Par conclusions déposées le 28 octobre 2020, l'AGS demande à la cour de :

A titre principal,

- constater que le conseil de prud'hommes par le jugement du 27 juillet 2018 a mis hors de cause l'AGS à raison du plan de redressement du 17 mai 2017, décidé par le tribunal de commerce de Lisieux, en faveur de la société,

- constater que ledit jugement est définitif,

- prendre acte de la précédente mise hors de cause de l'AGS qui n'est donc plus partie à la présente instance,

En conséquence,

- confirmer le jugement dont appel en ce que le conseil de prud'hommes a mis hors de cause l'AGS,

A titre subsidiaire,

- débouter M. [U] de l'intégralité de ses demandes ou, à tout le moins, les réduire dans les plus amples proportions,

- déclarer les demandes additionnelles au titre de l'indemnité de fin de contrat, de l'indemnité forfaitaire pour travail dissimulé irrecevables au visa des articles 65 et 70 du code de procédure civile,

- mettre hors de cause l'AGS sur les demandes présentées quant à la remise d'un document sous astreinte et sur le paiement d'une indemnité sur le fondement de l'article 700 du code de procédure civile,

- rejeter la demande d'exécution provisoire,

- déclarer la décision à intervenir opposable à l'AGS dans les seules limites de la garantie légale et des plafonds applicables selon les dispositions des articles L.3253-6 et L.3253-8 et suivants du code du travail et des articles D3253-5 et suivants du code du travail, les seules créances garanties étant celles découlant de l'exécution du contrat de travail.

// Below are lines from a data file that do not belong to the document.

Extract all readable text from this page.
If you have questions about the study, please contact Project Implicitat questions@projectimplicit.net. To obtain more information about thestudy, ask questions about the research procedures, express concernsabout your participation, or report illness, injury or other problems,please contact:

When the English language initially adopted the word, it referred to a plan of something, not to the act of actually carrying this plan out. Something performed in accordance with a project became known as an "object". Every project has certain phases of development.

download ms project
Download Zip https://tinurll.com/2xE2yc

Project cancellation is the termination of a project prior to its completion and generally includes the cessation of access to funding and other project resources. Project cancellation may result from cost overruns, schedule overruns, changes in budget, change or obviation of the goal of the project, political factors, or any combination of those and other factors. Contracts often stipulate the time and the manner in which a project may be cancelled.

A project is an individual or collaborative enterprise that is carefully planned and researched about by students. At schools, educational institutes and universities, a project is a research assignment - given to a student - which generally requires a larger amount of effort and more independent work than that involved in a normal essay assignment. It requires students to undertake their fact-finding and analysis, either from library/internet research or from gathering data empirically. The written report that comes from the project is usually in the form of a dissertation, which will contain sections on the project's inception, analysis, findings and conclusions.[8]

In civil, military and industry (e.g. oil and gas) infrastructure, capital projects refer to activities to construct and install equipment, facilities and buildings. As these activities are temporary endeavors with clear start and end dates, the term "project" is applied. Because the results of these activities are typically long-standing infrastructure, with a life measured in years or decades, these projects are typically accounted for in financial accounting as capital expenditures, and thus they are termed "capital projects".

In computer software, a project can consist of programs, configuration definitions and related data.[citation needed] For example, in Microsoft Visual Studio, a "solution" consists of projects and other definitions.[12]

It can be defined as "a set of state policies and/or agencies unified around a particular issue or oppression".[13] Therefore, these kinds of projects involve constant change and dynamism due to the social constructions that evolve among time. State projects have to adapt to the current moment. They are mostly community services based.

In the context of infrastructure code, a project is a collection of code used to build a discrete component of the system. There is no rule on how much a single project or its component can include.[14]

La garantie de l'AGS est plafonnée, toutes créances avancées pour le compte du salarié, à un des trois plafonds définis à l'article D.3253-5 du code du travail.

Conformément aux dispositions de l'article 455 du code de procédure civile, il est renvoyé aux conclusions des parties pour un plus ample exposé de leurs moyens et prétentions.

L'ordonnance de clôture a été rendue le 18 mai 2022.

MOTIFS DE LA DECISION

- Sur la mise hors de cause de l'AGS

La société fait valoir qu'à la date du redressement judiciaire, elle avait embauché M. [U] et que la créance de congés payés qui existait à cette date demeure une créance garantie par l'AGS.

M. [U] explique que le jugement du 27 juillet 2018 est intervenu dans des conditions particulières, à savoir l'absence de tentative de conciliation, de sorte que les parties ont été reconvoquées à cette fin devant le bureau de conciliation et d'orientation, à l'exception de l'AGS qui a été écartée provisoirement de l'instance. Il estime que la mise hors de cause de l'AGS prononcée par le jugement du 27 juillet 2018 n'était pas définitive.

L'AGS soutient que sa mise hors de cause a été décidée de manière définitive par la décision du 27 juillet 2018.

Par jugement du 27 juillet 2018, le conseil de prud'hommes de Lisieux a notamment :

- mis dans l'état, hors de cause l'AGS à raison du plan de redressement du 17 mai 2017, décidé par le tribunal de commerce de Lisieux, en faveur de la société,

- débouté la société de sa demande d'irrecevabilité des prétentions formulées par M. [U],

- dit que la société étant redevenue in bonis, il y a lieu de régulariser la procédure en cours par la comparution des parties devant le bureau de conciliation et d'orientation de la juridiction.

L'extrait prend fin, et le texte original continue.